南方医科大学学报 ›› 2022, Vol. 42 ›› Issue (7): 1075-1081.doi: 10.12122/j.issn.1673-4254.2022.07.17

• • 上一篇    下一篇

基于时空图卷积神经网络的蛋白质复合物识别方法

盛江明,薛 娟,李 鹏,伊 娜   

  1. 中南大学湘雅二医院临床护理教研室,湖南 长沙 410011;中南大学湘雅二医院超声诊断科,湖南 长沙 410011;中南大学湘雅三医院手术中心,湖南 长沙 410013;湖南中医药大学信息科学与工程学院,湖南 长沙 410208
  • 出版日期:2022-07-20 发布日期:2022-07-15

A protein complex recognition method based on spatial-temporal graph convolution neural network

SHENG Jiangming, XUE Juan, LI Peng, YI Na   

  1. Clinical nursing teaching and Research Office, The Second Xiangya Hospital of Central South University, Changsha 410011, China; Department of ultrasound diagnosis, The Second Xiangya Hospital of Central South University, Changsha 410011, China; Operation center, The Third Xiangya Hospital of Central South University, Changsha 410013, China; School of Informatics, Hunan University of Chinese Medicine, Changsha 410208, China
  • Online:2022-07-20 Published:2022-07-15

摘要: 目的 探讨利用时空图卷积神经网络在动态蛋白质网络中挖掘复合物的新方法。方法 文中首先定义了边强度、节点强度和边存在概率等指标对动态蛋白质网络进行建模,然后结合图上的时间序列信息和结构信息,基于希尔伯特-黄变换、注意力机制和残差连接等技术设计了2种卷积算子来对网络中蛋白质的特征进行表示学习,构建得到动态蛋白质网络特征图。最后采用谱聚类来识别复合物。结果 在多个公开生物数据集上的仿真实验结果表明,所提算法在DIP数据集和MIPS数据集上的F值都达到了90%以上,相比于DPCMNE、GE-CFI、VGAE和NOCD等4种识别算法而言,识别效率分别平均提高了约34.5%、28.7%、25.4%和17.6%。结论 运用深度学习技术来处理动态蛋白质网络的性能表现良好,具有普适意义。

关键词: 动态蛋白质网络;蛋白质复合物;图卷积神经网络;卷积算子;谱聚类

Abstract: Objective To propose a new method for mining complexes in dynamic protein network using spatiotemporal convolution neural network. Methods The edge strength, node strength and edge existence probability are defined for modeling of the dynamic protein network.
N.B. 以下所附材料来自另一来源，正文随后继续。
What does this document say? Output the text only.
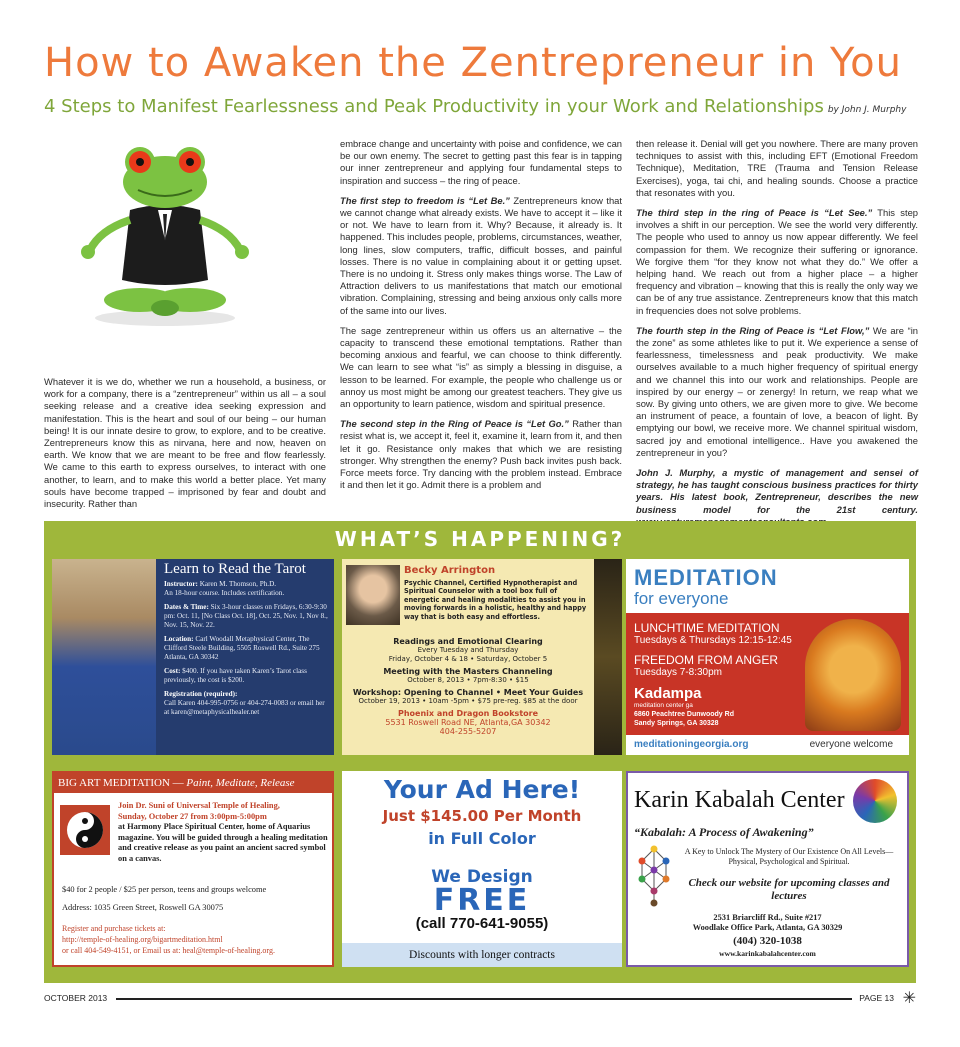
How to Awaken the Zentrepreneur in You
4 Steps to Manifest Fearlessness and Peak Productivity in your Work and Relationships by John J. Murphy

Whatever it is we do, whether we run a household, a business, or work for a company, there is a “zentrepreneur” within us all – a soul seeking release and a creative idea seeking expression and manifestation. This is the heart and soul of our being – our human being! It is our innate desire to grow, to explore, and to be creative. Zentrepreneurs know this as nirvana, here and now, heaven on earth. We know that we are meant to be free and flow fearlessly. We came to this earth to express ourselves, to interact with one another, to learn, and to make this world a better place. Yet many souls have become trapped – imprisoned by fear and doubt and insecurity. Rather than

embrace change and uncertainty with poise and confidence, we can be our own enemy. The secret to getting past this fear is in tapping our inner zentrepreneur and applying four fundamental steps to inspiration and success – the ring of peace.

The first step to freedom is “Let Be.” Zentrepreneurs know that we cannot change what already exists. We have to accept it – like it or not. We have to learn from it. Why? Because, it already is. It happened. This includes people, problems, circumstances, weather, long lines, slow computers, traffic, difficult bosses, and painful losses. There is no value in complaining about it or getting upset. There is no undoing it. Stress only makes things worse. The Law of Attraction delivers to us manifestations that match our emotional vibration. Complaining, stressing and being anxious only calls more of the same into our lives.

The sage zentrepreneur within us offers us an alternative – the capacity to transcend these emotional temptations. Rather than becoming anxious and fearful, we can choose to think differently. We can learn to see what “is” as simply a blessing in disguise, a lesson to be learned. For example, the people who challenge us or annoy us most might be among our greatest teachers. They give us an opportunity to learn patience, wisdom and spiritual presence.

The second step in the Ring of Peace is “Let Go.” Rather than resist what is, we accept it, feel it, examine it, learn from it, and then let it go. Resistance only makes that which we are resisting stronger. Why strengthen the enemy? Push back invites push back. Force meets force. Try dancing with the problem instead. Embrace it and then let it go. Admit there is a problem and

then release it. Denial will get you nowhere. There are many proven techniques to assist with this, including EFT (Emotional Freedom Technique), Meditation, TRE (Trauma and Tension Release Exercises), yoga, tai chi, and healing sounds. Choose a practice that resonates with you.

The third step in the ring of Peace is “Let See.” This step involves a shift in our perception. We see the world very differently. The people who used to annoy us now appear differently. We feel compassion for them. We recognize their suffering or ignorance. We forgive them “for they know not what they do.” We offer a helping hand. We reach out from a higher place – a higher frequency and vibration – knowing that this is really the only way we can be of any true assistance. Zentrepreneurs know that this match in frequencies does not solve problems.

The fourth step in the Ring of Peace is “Let Flow,” We are “in the zone” as some athletes like to put it. We experience a sense of fearlessness, timelessness and peak productivity. We make ourselves available to a much higher frequency of spiritual energy and we channel this into our work and relationships. People are inspired by our energy – or zenergy! In return, we reap what we sow. By giving unto others, we are given more to give. We become an instrument of peace, a fountain of love, a beacon of light. By emptying our bowl, we receive more. We channel spiritual wisdom, sacred joy and emotional intelligence.. Have you awakened the zentrepreneur in you?

John J. Murphy, a mystic of management and sensei of strategy, he has taught conscious business practices for thirty years. His latest book, Zentrepreneur, describes the new business model for the 21st century.

WHAT’S HAPPENING?
Learn to Read the Tarot
Instructor: Karen M. Thomson, Ph.D.
An 18-hour course. Includes certification.
Dates & Time: Six 3-hour classes on Fridays, 6:30-9:30 pm: Oct. 11, [No Class Oct. 18], Oct. 25, Nov. 1, Nov 8., Nov. 15, Nov. 22.
Location: Carl Woodall Metaphysical Center, The Clifford Steele Building, 5505 Roswell Rd., Suite 275 Atlanta, GA 30342
Cost: $400. If you have taken Karen’s Tarot class previously, the cost is $200.
Registration (required):
Call Karen 404-995-0756 or 404-274-0083 or email her at karen@metaphysicalhealer.net
Becky Arrington
Psychic Channel, Certified Hypnotherapist and Spiritual Counselor with a tool box full of energetic and healing modalities to assist you in moving forwards in a holistic, healthy and happy way that is both easy and effortless.
Readings and Emotional Clearing
Every Tuesday and Thursday
Friday, October 4 & 18 • Saturday, October 5
Meeting with the Masters Channeling
October 8, 2013 • 7pm-8:30 • $15
Workshop: Opening to Channel • Meet Your Guides
October 19, 2013 • 10am -5pm • $75 pre-reg. $85 at the door
Phoenix and Dragon Bookstore
5531 Roswell Road NE, Atlanta,GA 30342
404-255-5207
MEDITATION
for everyone
LUNCHTIME MEDITATION
Tuesdays & Thursdays 12:15-12:45
FREEDOM FROM ANGER
Tuesdays 7-8:30pm
Kadampa
meditation center ga
6860 Peachtree Dunwoody Rd
Sandy Springs, GA 30328
meditationingeorgia.org	everyone welcome
BIG ART MEDITATION — Paint, Meditate, Release
Join Dr. Suni of Universal Temple of Healing,
Sunday, October 27 from 3:00pm-5:00pm
at Harmony Place Spiritual Center, home of Aquarius magazine. You will be guided through a healing meditation and creative release as you paint an ancient sacred symbol on a canvas.
$40 for 2 people / $25 per person, teens and groups welcome
Address: 1035 Green Street, Roswell GA 30075
Register and purchase tickets at:
http://temple-of-healing.org/bigartmeditation.html
or call 404-549-4151, or Email us at: heal@temple-of-healing.org.
Your Ad Here!
Just $145.00 Per Month
in Full Color
We Design
FREE
(call 770-641-9055)
Discounts with longer contracts
Karin Kabalah Center
“Kabalah: A Process of Awakening”
A Key to Unlock The Mystery of Our Existence On All Levels—Physical, Psychological and Spiritual.
Check our website for upcoming classes and lectures
2531 Briarcliff Rd., Suite #217
Woodlake Office Park, Atlanta, GA 30329
(404) 320-1038
www.karinkabalahcenter.com
OCTOBER 2013	PAGE 13 ✳
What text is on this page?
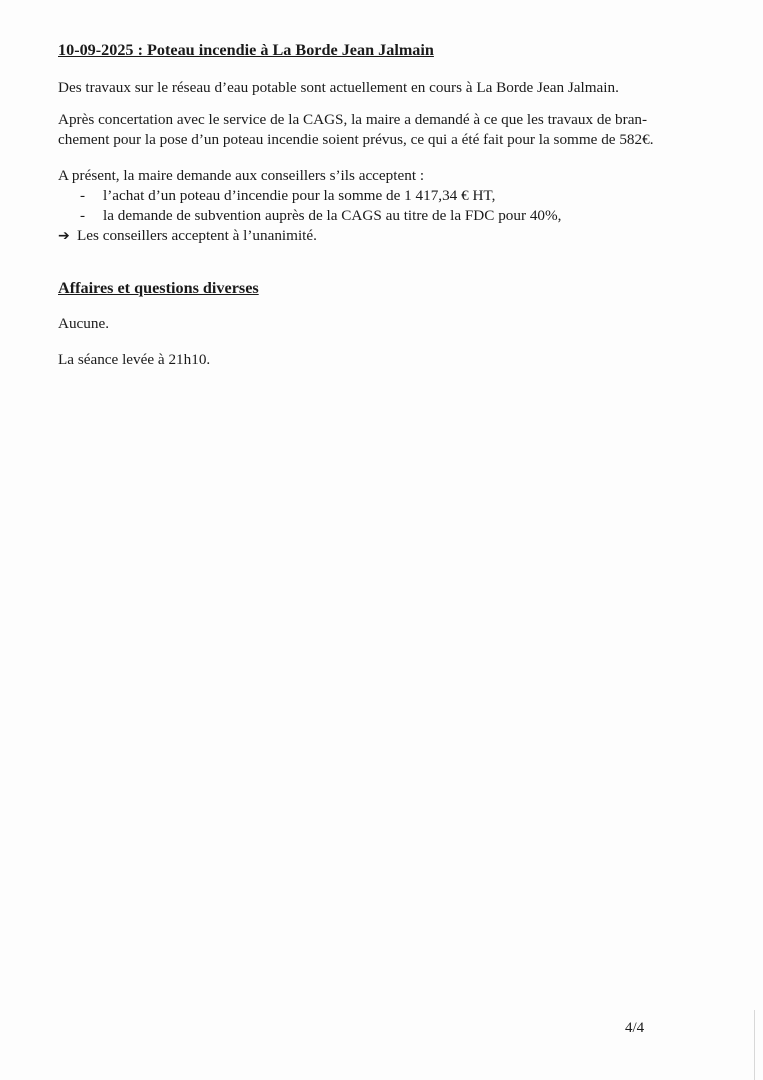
10-09-2025 : Poteau incendie à La Borde Jean Jalmain

Des travaux sur le réseau d’eau potable sont actuellement en cours à La Borde Jean Jalmain.

Après concertation avec le service de la CAGS, la maire a demandé à ce que les travaux de bran-
chement pour la pose d’un poteau incendie soient prévus, ce qui a été fait pour la somme de 582€.

A présent, la maire demande aux conseillers s’ils acceptent :

- l’achat d’un poteau d’incendie pour la somme de 1 417,34 € HT,
- la demande de subvention auprès de la CAGS au titre de la FDC pour 40%,
➔ Les conseillers acceptent à l’unanimité.
Affaires et questions diverses

Aucune.

La séance levée à 21h10.

4/4
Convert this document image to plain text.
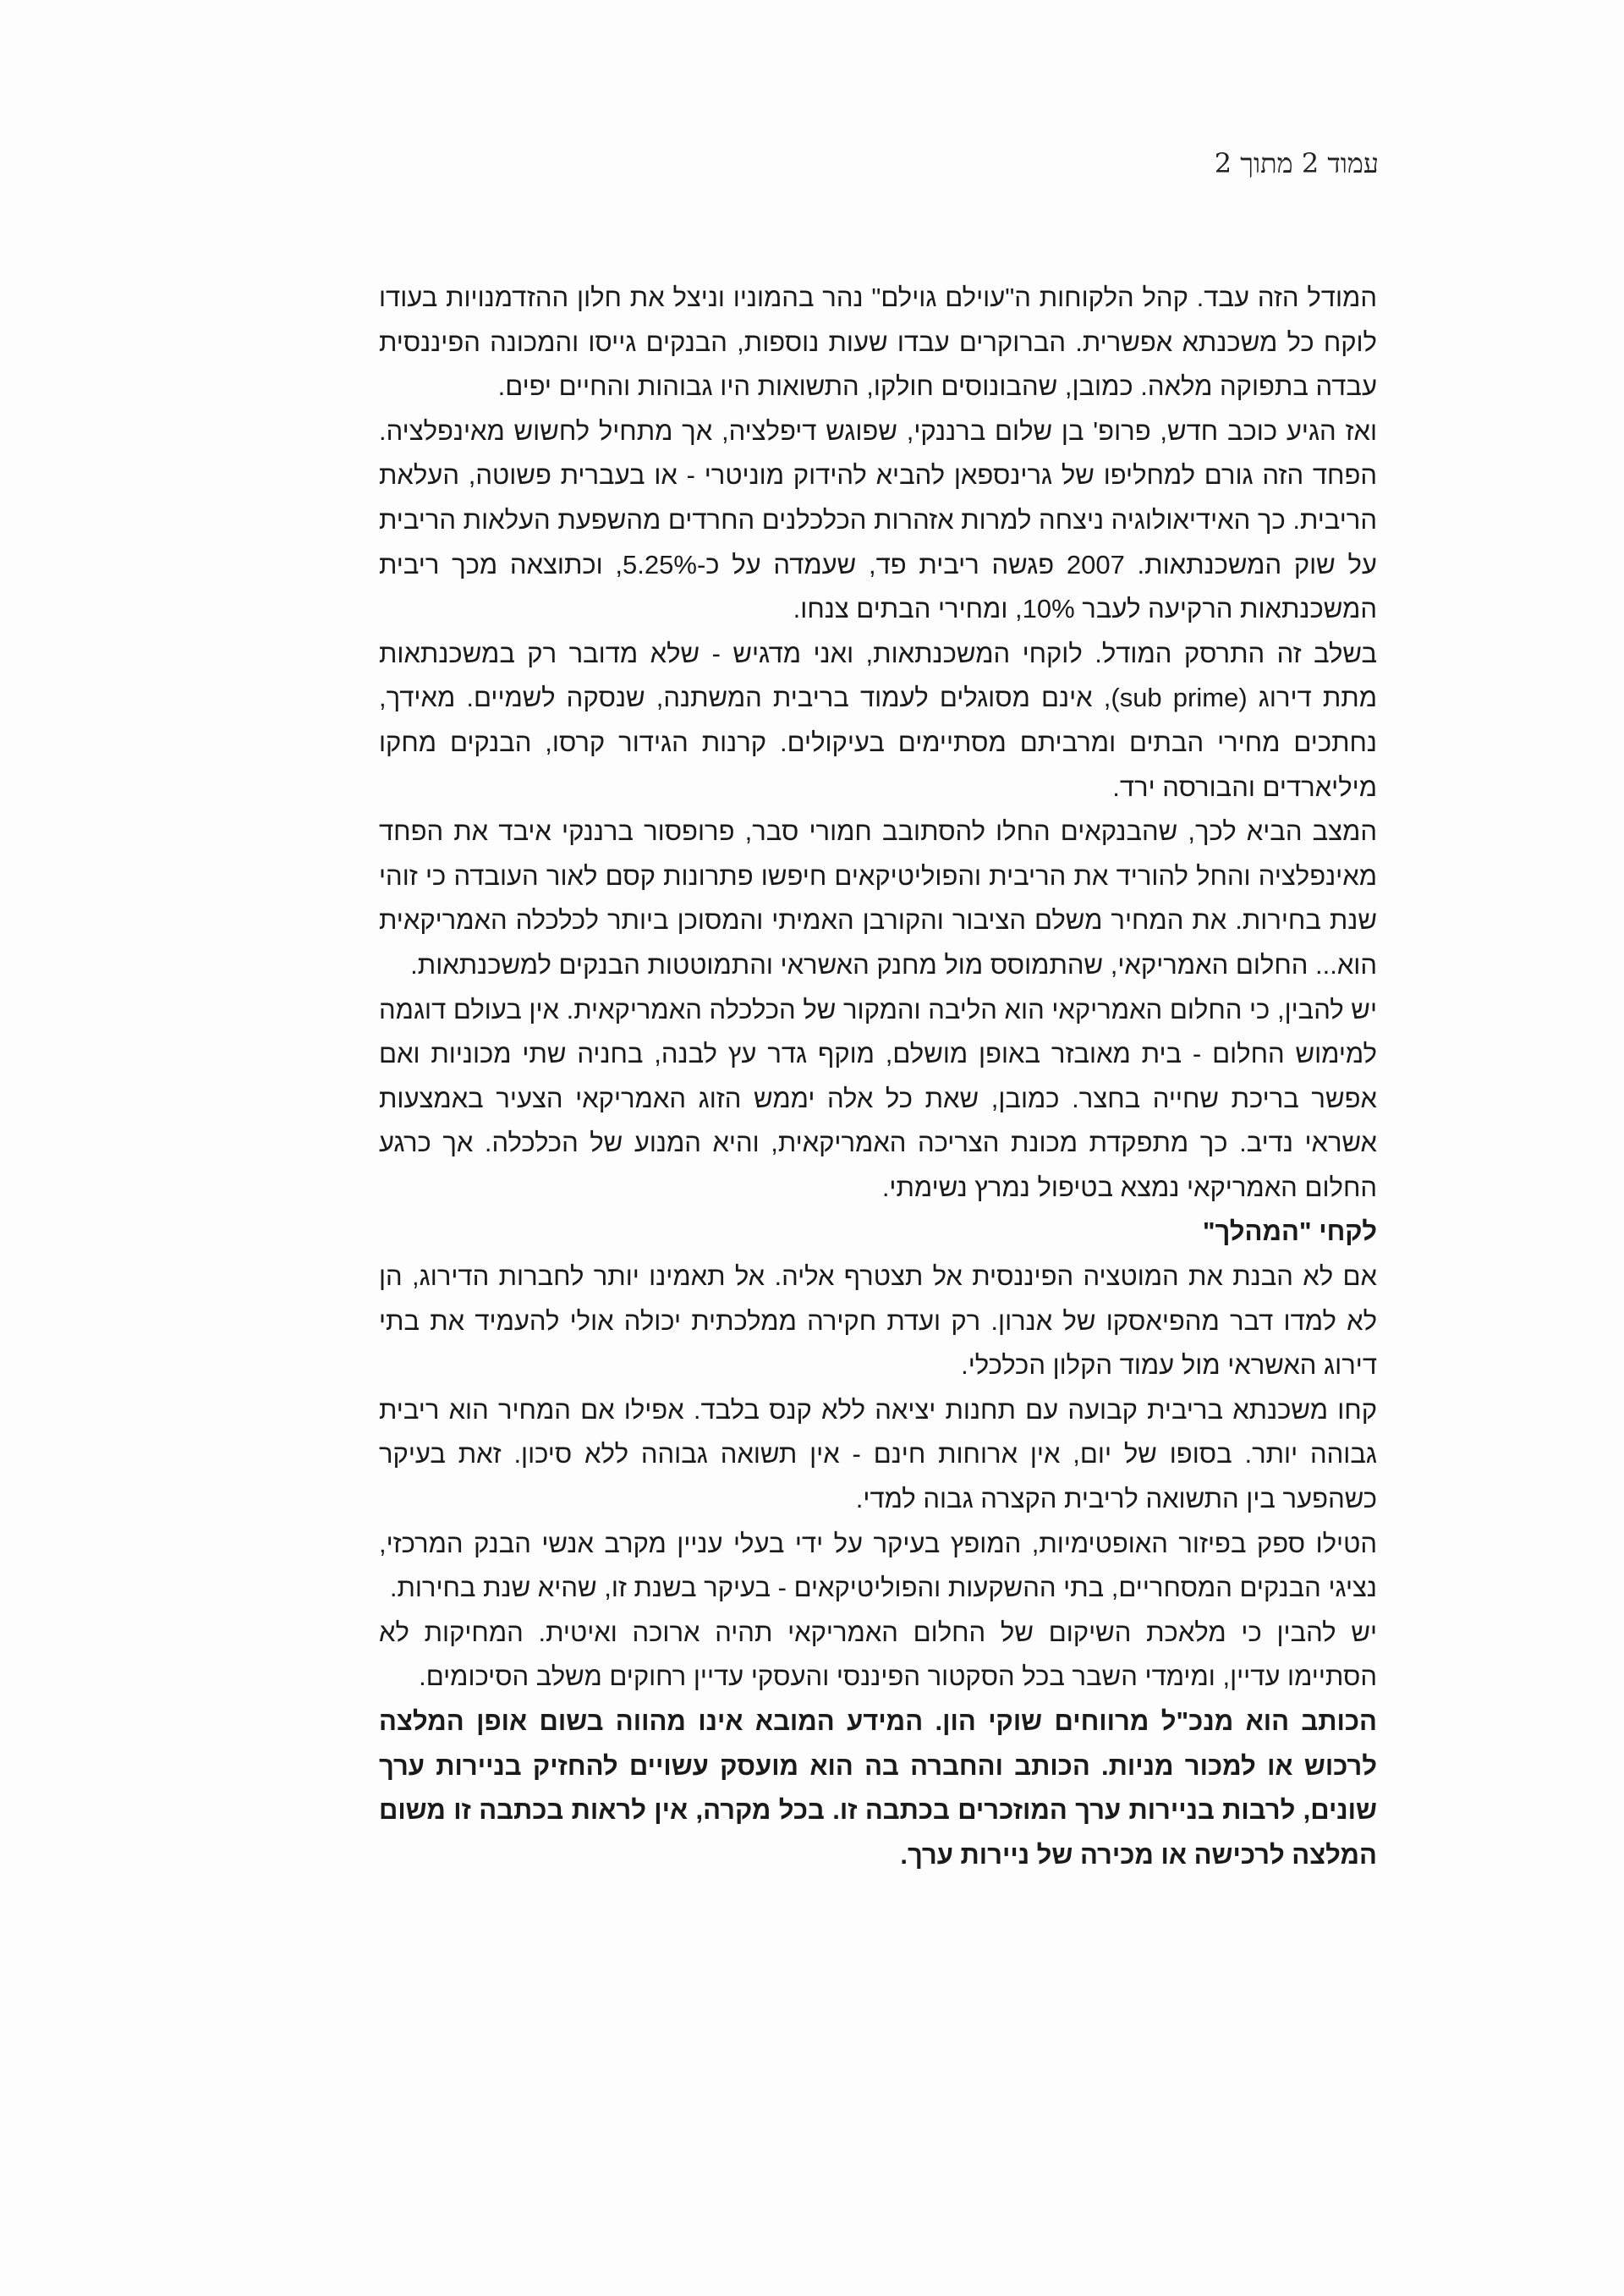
עמוד 2 מתוך 2

המודל הזה עבד. קהל הלקוחות ה"עוילם גוילם" נהר בהמוניו וניצל את חלון ההזדמנויות בעודו לוקח כל משכנתא אפשרית. הברוקרים עבדו שעות נוספות, הבנקים גייסו והמכונה הפיננסית עבדה בתפוקה מלאה. כמובן, שהבונוסים חולקו, התשואות היו גבוהות והחיים יפים.

ואז הגיע כוכב חדש, פרופ' בן שלום ברננקי, שפוגש דיפלציה, אך מתחיל לחשוש מאינפלציה. הפחד הזה גורם למחליפו של גרינספאן להביא להידוק מוניטרי - או בעברית פשוטה, העלאת הריבית. כך האידיאולוגיה ניצחה למרות אזהרות הכלכלנים החרדים מהשפעת העלאות הריבית על שוק המשכנתאות. 2007 פגשה ריבית פד, שעמדה על כ-5.25%, וכתוצאה מכך ריבית המשכנתאות הרקיעה לעבר 10%, ומחירי הבתים צנחו.

בשלב זה התרסק המודל. לוקחי המשכנתאות, ואני מדגיש - שלא מדובר רק במשכנתאות מתת דירוג (sub prime), אינם מסוגלים לעמוד בריבית המשתנה, שנסקה לשמיים. מאידך, נחתכים מחירי הבתים ומרביתם מסתיימים בעיקולים. קרנות הגידור קרסו, הבנקים מחקו מיליארדים והבורסה ירד.

המצב הביא לכך, שהבנקאים החלו להסתובב חמורי סבר, פרופסור ברננקי איבד את הפחד מאינפלציה והחל להוריד את הריבית והפוליטיקאים חיפשו פתרונות קסם לאור העובדה כי זוהי שנת בחירות. את המחיר משלם הציבור והקורבן האמיתי והמסוכן ביותר לכלכלה האמריקאית הוא... החלום האמריקאי, שהתמוסס מול מחנק האשראי והתמוטטות הבנקים למשכנתאות.

יש להבין, כי החלום האמריקאי הוא הליבה והמקור של הכלכלה האמריקאית. אין בעולם דוגמה למימוש החלום - בית מאובזר באופן מושלם, מוקף גדר עץ לבנה, בחניה שתי מכוניות ואם אפשר בריכת שחייה בחצר. כמובן, שאת כל אלה יממש הזוג האמריקאי הצעיר באמצעות אשראי נדיב. כך מתפקדת מכונת הצריכה האמריקאית, והיא המנוע של הכלכלה. אך כרגע החלום האמריקאי נמצא בטיפול נמרץ נשימתי.

לקחי "המהלך"

אם לא הבנת את המוטציה הפיננסית אל תצטרף אליה. אל תאמינו יותר לחברות הדירוג, הן לא למדו דבר מהפיאסקו של אנרון. רק ועדת חקירה ממלכתית יכולה אולי להעמיד את בתי דירוג האשראי מול עמוד הקלון הכלכלי.

קחו משכנתא בריבית קבועה עם תחנות יציאה ללא קנס בלבד. אפילו אם המחיר הוא ריבית גבוהה יותר. בסופו של יום, אין ארוחות חינם - אין תשואה גבוהה ללא סיכון. זאת בעיקר כשהפער בין התשואה לריבית הקצרה גבוה למדי.

הטילו ספק בפיזור האופטימיות, המופץ בעיקר על ידי בעלי עניין מקרב אנשי הבנק המרכזי, נציגי הבנקים המסחריים, בתי ההשקעות והפוליטיקאים - בעיקר בשנת זו, שהיא שנת בחירות.

יש להבין כי מלאכת השיקום של החלום האמריקאי תהיה ארוכה ואיטית. המחיקות לא הסתיימו עדיין, ומימדי השבר בכל הסקטור הפיננסי והעסקי עדיין רחוקים משלב הסיכומים.

הכותב הוא מנכ"ל מרווחים שוקי הון. המידע המובא אינו מהווה בשום אופן המלצה לרכוש או למכור מניות. הכותב והחברה בה הוא מועסק עשויים להחזיק בניירות ערך שונים, לרבות בניירות ערך המוזכרים בכתבה זו. בכל מקרה, אין לראות בכתבה זו משום המלצה לרכישה או מכירה של ניירות ערך.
Based on the time series information and structure information on the graph, two convolution operators were designed using Hilbert-Huang transform, attention mechanism and residual connection technology to represent and learn the characteristics of the proteins in the network, and the dynamic protein network characteristic map was constructed. Finally, spectral clustering was used to identify the protein complexes. Results The simulation results on several public biological datasets showed that the F value of the proposed algorithm exceeded 90% on DIP dataset and MIPS dataset. Compared with 4 other recognition algorithms (DPCMNE, GE-CFI, VGAE and NOCD), the proposed algorithm improved the recognition efficiency by 34.5% , 28.7% , 25.4% and 17.6% , respectively. Conclusion The application of deep learning technology can improve the efficiency in analysis of dynamic protein networks.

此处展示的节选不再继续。